Aerial view of a tour at Terra Sintropica.jpg

Working with uncertainty

In a syntropic system, the farmer is part of the ecosystem, fully implicated in both successes and failures.

“We make a lot of mistakes,” Coelho admits. “We are part of a living system. We work with nature, and nature responds back. Each season teaches us something new, and every challenge helps us refine our approach.

Storms can flatten treelines overnight, and droughts stunt carefully planned successions. Yet syntropic design builds resilience through biodiversity, soil cover, and root depth—buffering extremes rather than resisting them.

Work at Terra Sintropica.png

Opening minds, one mulch layer at a time

Syntropy raises more than a few eyebrows, but Coelho’s results are undeniable. He recalls a sceptical neighbour visiting his newly mulched potato field.

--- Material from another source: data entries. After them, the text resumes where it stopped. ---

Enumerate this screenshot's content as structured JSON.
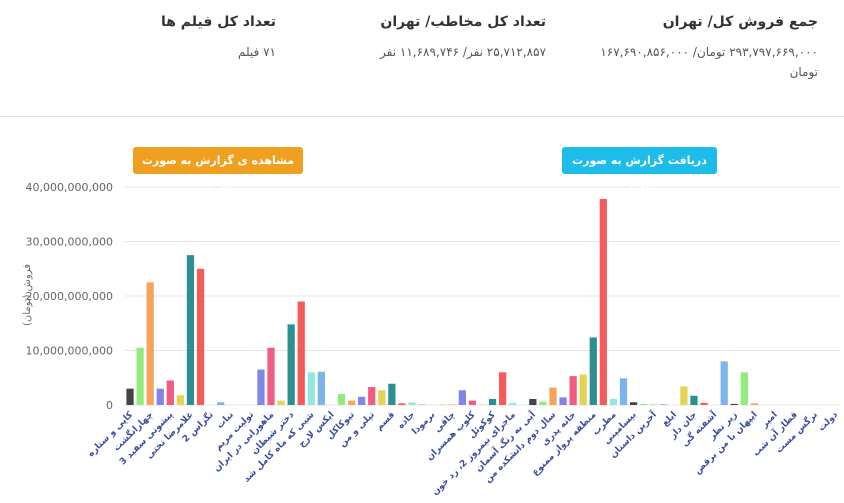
{
  "stats": [
    {
      "title": "جمع فروش کل/ تهران",
      "value": "۲۹۳,۷۹۷,۶۶۹,۰۰۰ تومان/ ۱۶۷,۶۹۰,۸۵۶,۰۰۰ تومان"
    },
    {
      "title": "تعداد کل مخاطب/ تهران",
      "value": "۲۵,۷۱۲,۸۵۷ نفر/ ۱۱,۶۸۹,۷۴۶ نفر"
    },
    {
      "title": "تعداد کل فیلم ها",
      "value": "۷۱ فیلم"
    }
  ],
  "buttons": [
    {
      "label": "مشاهده ی گزارش به صورت جدول"
    },
    {
      "label": "دریافت گزارش به صورت اکسل"
    }
  ],
  "chart_data": {
    "type": "bar",
    "y_label": "فروش (تومان)",
    "colors": [
      "#434348",
      "#90ed7d",
      "#f7a35c",
      "#8085e9",
      "#f15c80",
      "#e4d354",
      "#2b908f",
      "#f45b5b",
      "#91e8e1",
      "#7cb5ec"
    ],
    "grid": true,
    "ylim": [
      0,
      40000000000
    ],
    "yticks": [
      0,
      {
        "value": 10000000000,
        "label": "10,000,000,000"
      },
      {
        "value": 20000000000,
        "label": "20,000,000,000"
      },
      {
        "value": 30000000000,
        "label": "30,000,000,000"
      },
      {
        "value": 40000000000,
        "label": "40,000,000,000"
      }
    ],
    "categories": [
      "کاپی و ستاره",
      null,
      "چهارانگشت",
      null,
      "پیشونی سفید 3",
      null,
      "غلامرضا تختی",
      null,
      "تگزاس 2",
      null,
      "نبات",
      null,
      "تولیت مریم",
      null,
      "ماهورانی در ایران",
      null,
      "دختر شیطان",
      null,
      "شبی که ماه کامل شد",
      null,
      "ایکس لارج",
      null,
      "تیوکاکل",
      null,
      "تپلی و من",
      null,
      "قسم",
      null,
      "جاذه",
      null,
      "برمودا",
      null,
      "چاقی",
      null,
      "کلوپ همسران",
      null,
      "کوکوئل",
      null,
      "ماجرای نیمروز 2، رد خون",
      null,
      "آبی به رنگ آسمان",
      null,
      "سال دوم دانشکده من",
      null,
      "خانه پدری",
      null,
      "منطقه پرواز ممنوع",
      null,
      "مطرب",
      null,
      "بیسامینی",
      null,
      "آخرین داستان",
      null,
      "ایلغ",
      null,
      "جان دار",
      null,
      "آشفته گی",
      null,
      "زیر نظر",
      null,
      "ایپهان با من برقص",
      null,
      "امیر",
      null,
      "قطار آن شب",
      null,
      "نرگس مست",
      null,
      "دولت"
    ],
    "values": [
      3000000000,
      10500000000,
      22500000000,
      3000000000,
      4500000000,
      1800000000,
      27500000000,
      25000000000,
      0,
      500000000,
      0,
      0,
      0,
      6500000000,
      10500000000,
      800000000,
      14800000000,
      19000000000,
      6000000000,
      6100000000,
      0,
      2000000000,
      800000000,
      1500000000,
      3300000000,
      2700000000,
      3900000000,
      300000000,
      500000000,
      100000000,
      0,
      100000000,
      100000000,
      2700000000,
      800000000,
      100000000,
      1100000000,
      6000000000,
      400000000,
      0,
      1100000000,
      600000000,
      3200000000,
      1400000000,
      5300000000,
      5600000000,
      12400000000,
      37800000000,
      1100000000,
      4900000000,
      500000000,
      200000000,
      100000000,
      100000000,
      0,
      3400000000,
      1700000000,
      400000000,
      0,
      8000000000,
      200000000,
      6000000000,
      300000000,
      0,
      0,
      0,
      0,
      0,
      0,
      0,
      0
    ]
  }
}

“He started asking about diseases, pests, and yields,” Coelho remembers. He invited the farmer to return after a few months. “He saw 20–30 centimetres of mulch and was astonished. Within months, he was using the same method himself. Small steps, small wins.”

Coelho prefers demonstration over instruction. “We just invite people. Let them experience it—walk the fields, ask questions, express concerns. It works much better when they see it for themselves.”

Antonio Coelho gives a tour at Terra Sintropica.png

Advice for aspiring syntropic farmers

Coelho’s advice is simple: start small, learn from mistakes, and focus on soil health first. Scaling up comes later.

Adapt to your location and situation. Every design must be tailored to the local context — climate, terrain, labour, and economics. “Designs aren’t copy-paste,” he says. “You need to adapt to your location and resources.”

Success comes from treating land as a living partner, not a resource to exploit. Even in harsh, dry landscapes, abundance is possible when farming is done thoughtfully, patiently, and in harmony with nature.